An Engineering Hypothesis for Mitigating South Asian Heat-Dome Extreme Heat via High-Altitude Bagua-Arranged Artificial Anticyclone Array of Tethered Venturi Units

Every April–June, terrain forcing from the Qinghai-Xizang Plateau generates stationary South Asian High and heat-dome sinking circulation over the South Asian subcontinent at 500 hPa, confining near-surface thermal energy and triggering frequent destructive extreme heat across India, Pakistan and Bangladesh. Conventional weather modification cannot break this closed adiabatic subsidence fundamentally. This paper proposes a ground-tethered Venturi engineering array deployed at 5.5 km altitude. Totally 384 six-meter Venturi devices are arranged in Bagua topological layout to produce clustered small clockwise anticyclones, which gradually merge into a giant artificial mid-level anticyclone with far higher rotational speed than natural South Asian High. The strong vortex shear destroys the closed heat-dome circulation, releases trapped boundary-layer heat and increases regional rainfall moderately.
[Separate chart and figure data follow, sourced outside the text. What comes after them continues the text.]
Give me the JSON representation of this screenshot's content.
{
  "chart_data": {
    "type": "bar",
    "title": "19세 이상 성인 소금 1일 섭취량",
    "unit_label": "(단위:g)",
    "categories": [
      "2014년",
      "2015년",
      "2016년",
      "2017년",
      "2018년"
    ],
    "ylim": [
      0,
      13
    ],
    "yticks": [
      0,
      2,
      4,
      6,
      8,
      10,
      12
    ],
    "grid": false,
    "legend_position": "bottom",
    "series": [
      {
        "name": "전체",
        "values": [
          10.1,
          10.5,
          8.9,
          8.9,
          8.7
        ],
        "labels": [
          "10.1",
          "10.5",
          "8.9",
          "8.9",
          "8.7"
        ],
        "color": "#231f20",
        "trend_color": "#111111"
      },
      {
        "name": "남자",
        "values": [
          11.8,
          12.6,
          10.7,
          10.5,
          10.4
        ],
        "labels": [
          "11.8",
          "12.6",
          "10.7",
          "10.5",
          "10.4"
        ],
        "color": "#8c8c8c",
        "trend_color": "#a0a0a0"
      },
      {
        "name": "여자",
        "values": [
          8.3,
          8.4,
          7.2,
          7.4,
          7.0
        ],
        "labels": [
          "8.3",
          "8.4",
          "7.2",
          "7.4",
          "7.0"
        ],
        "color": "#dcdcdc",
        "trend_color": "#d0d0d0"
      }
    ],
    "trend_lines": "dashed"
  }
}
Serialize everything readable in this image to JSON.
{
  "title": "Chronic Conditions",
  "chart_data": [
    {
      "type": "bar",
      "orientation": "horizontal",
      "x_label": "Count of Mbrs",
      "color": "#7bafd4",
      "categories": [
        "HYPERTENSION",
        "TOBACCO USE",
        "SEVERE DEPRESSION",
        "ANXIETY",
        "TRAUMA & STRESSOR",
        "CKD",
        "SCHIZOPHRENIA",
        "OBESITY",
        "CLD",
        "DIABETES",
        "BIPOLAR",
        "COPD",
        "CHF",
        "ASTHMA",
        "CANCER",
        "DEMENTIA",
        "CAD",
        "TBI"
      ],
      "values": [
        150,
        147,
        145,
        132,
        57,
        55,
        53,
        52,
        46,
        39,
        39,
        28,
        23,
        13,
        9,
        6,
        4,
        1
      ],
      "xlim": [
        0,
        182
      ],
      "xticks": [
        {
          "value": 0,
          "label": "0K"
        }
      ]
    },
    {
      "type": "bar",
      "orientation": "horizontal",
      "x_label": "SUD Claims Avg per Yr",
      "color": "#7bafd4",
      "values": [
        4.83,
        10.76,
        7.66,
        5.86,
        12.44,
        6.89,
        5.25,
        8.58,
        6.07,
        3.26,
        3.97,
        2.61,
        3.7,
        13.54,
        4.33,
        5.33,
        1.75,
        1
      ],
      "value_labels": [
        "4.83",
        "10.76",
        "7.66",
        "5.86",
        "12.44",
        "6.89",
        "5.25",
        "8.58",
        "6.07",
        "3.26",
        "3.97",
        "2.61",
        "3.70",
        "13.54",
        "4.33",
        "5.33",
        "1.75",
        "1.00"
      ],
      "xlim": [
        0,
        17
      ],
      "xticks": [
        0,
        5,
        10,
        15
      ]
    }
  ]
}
Three safety constraints including fixed rotation mode, ground tether limitation and Himalayan geographic barrier avoid abnormal vortex drift toward ocean and tropical cyclone transformation. The artificial vortex decays naturally within 3–7 days after operation. A four-step validation plan from numerical simulation to field pilot test is proposed. This scheme offers a new feasible route for active artificial suppression of seasonal extreme high temperature.